Discover is a combined credit card payment network and card-issuing bank. It ranks fourth as a network behind the titans Visa, Mastercard and American Express. However, Amex is the only other of these that is both a lender as well as network.

Capital One’s market cap is $52bn and it expects this combination to be transformative enough to boost earnings per share by more than 15 per cent in 2027. Digital commerce only continues to proliferate, making it increasingly lucrative to be a toll collector. But ambitious deals in financial services are never easy to pull off.

Visa and Mastercard collectively have an equity value of $1tn. Stripe, the payments plumbing company, at its private valuation peak clocked in at $95bn. Klarna, the money-losing buy now, pay later start-up, once hit $45bn. These companies may be simply rent seekers. Or they are enabling secure electronic transactions at light speed around the globe. But there is a clear sense that scale matters in payments and there will be big winners who take all.

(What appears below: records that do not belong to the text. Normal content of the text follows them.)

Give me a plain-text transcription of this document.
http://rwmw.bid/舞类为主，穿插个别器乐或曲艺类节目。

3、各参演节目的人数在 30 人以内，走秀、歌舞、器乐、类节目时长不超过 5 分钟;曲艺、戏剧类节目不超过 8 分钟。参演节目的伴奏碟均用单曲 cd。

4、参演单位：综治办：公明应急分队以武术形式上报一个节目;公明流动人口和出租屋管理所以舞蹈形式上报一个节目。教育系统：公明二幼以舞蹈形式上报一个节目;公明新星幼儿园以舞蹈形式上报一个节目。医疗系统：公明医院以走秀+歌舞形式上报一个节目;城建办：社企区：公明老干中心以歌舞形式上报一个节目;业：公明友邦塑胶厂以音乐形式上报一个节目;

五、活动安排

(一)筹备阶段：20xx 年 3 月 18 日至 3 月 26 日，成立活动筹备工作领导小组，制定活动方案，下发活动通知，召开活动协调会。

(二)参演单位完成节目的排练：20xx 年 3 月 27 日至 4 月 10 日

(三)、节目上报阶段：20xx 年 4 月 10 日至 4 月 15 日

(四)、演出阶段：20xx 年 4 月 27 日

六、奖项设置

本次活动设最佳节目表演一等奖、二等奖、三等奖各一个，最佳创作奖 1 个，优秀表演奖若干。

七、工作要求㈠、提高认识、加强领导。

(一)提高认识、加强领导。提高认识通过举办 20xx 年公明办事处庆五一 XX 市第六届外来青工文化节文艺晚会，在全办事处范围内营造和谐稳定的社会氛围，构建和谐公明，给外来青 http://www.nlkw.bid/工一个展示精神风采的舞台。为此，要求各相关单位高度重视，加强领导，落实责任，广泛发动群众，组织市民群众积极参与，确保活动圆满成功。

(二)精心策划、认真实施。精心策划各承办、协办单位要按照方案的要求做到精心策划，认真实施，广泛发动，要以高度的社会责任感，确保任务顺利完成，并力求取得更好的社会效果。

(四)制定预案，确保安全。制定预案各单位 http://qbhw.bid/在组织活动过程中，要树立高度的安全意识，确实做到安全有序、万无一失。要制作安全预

Capital One itself has been a success story as an upstart lender. It has emphasised its technology prowess in building a digital-first bank. While it has a credit card loan book of $137bn, it also has issued a significant volume of auto and commercial loans.

Its shares have risen a healthy 69 per cent in the past five years — but vastly trailing Mastercard and Visa. And so to keep up, it will pay up. While Capital One trades at 1.4 times tangible book value, it will pay 2.6 times for Discover, inclusive of a 27 per cent premium owed to shareholders. (American Express trades at 6 times book value).

Capital One says it can wring out $2.7bn worth of annual efficiencies, roughly split between cost cuts and squishy “network synergies”. To judge the chances of achieving that, consider some history.

The defunct retailer Sears launched the Discover card in the 1980s, eventually appending it to the Dean Witter retail brokerage.

In the 1990s, the pair merged with the posh Morgan Stanley. Within a decade, Morgan Stanley had spun off Discover as a standalone consumer enterprise, acknowledging the benefits of the combination were not there. 

Capital One and Discovery are a far more logical fit. Still, buyers’ remorse often sets in when the credit card bill arrives.